Spillius (1990) no texto “Psicanálise e cerimônia” diz: “Tanto um sonho como uma cerimônia 
servem a uma função dupla e contraditória: eles liberam e comunicam pensamentos e emoções 
perigosas. Mas ao mesmo tempo os disfarçam e os transformam de tal forma que o elemento de 
perigo é contido e, em alguma medida, trabalhado. Uma cerimônia eficaz protege a sociedade contra 
formas destrutivas de conflito; um sonho eficaz protege aquele que dorme da ansiedade.” 
Quando falamos de dramas nas sessões de certa maneira estamos falando de representação, 
de simbolizações e das dificuldades ligadas a estes processos. Botella (1997) fala do irrepresentável, 
vivências que não puderam ser representadas mentalmente e por isto não podem ser esquecidas. 

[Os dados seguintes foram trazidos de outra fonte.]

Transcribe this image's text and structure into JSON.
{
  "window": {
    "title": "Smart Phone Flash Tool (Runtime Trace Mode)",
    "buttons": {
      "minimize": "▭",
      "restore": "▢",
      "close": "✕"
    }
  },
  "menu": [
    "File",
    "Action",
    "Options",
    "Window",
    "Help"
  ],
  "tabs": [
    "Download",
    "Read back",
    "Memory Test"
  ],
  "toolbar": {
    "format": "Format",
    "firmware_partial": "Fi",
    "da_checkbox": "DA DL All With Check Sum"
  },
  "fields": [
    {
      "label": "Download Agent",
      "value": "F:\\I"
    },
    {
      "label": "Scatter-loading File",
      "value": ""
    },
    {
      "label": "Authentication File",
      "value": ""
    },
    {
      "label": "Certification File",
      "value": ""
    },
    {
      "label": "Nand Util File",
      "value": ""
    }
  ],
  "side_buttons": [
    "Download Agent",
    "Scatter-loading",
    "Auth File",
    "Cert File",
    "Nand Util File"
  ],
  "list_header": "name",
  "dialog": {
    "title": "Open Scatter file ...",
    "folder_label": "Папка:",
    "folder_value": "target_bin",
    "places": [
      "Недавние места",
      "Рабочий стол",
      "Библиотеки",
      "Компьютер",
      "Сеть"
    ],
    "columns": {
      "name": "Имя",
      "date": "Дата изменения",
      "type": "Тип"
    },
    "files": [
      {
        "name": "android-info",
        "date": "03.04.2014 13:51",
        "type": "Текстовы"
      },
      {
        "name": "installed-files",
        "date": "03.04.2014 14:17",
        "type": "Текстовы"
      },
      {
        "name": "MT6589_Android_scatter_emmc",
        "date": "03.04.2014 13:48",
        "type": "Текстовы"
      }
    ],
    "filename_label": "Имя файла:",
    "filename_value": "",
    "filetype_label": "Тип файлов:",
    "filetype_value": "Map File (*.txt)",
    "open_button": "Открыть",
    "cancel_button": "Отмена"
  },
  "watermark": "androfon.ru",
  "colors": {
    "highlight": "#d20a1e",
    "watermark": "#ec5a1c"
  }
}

Levy (2006) falando do trauma, mostra como uma situação se torna traumática quando não pode ser 
simbolizada. Uma vivência que não pôde ser contida e elaborada internamente pode se tornar 
traumática. O misterioso, o estranho dentro da mente precisa sempre ser decifrado e contido. O 
outro é sempre estranho e assustador e o analista é estranho e assustador como realidade externa e 
interna. Daí termos que pensar a dramatização na sessão como uma maneira de se expor, e também 
uma maneira de se esconder. Mas é principalmente uma oportunidade de experimentar. 
Com o paciente adulto temos sempre a expectativa de que ele vai se comunicar conosco 
verbalmente e muitas vezes isto ainda não é possível. A teatralização é montada para suprir as 
dificuldades de expressão verbal, que uma vez alcançada torna o contato mais direto, mas nem por 
isto mais fácil. 
Erwing Goffman, sociólogo americano que se interessou pelas interações de face a face no 
cotidiano, buscou recursos conceituais em metáforas teatrais como palco, público, personagens. O 
que ele quer examinar é a estrutura da experiência individual da vida social. Ele fez, durante anos, 
estudos em hospitais psiquiátricos de onde ele partiu para sua análise da dramaturgia cotidiana. 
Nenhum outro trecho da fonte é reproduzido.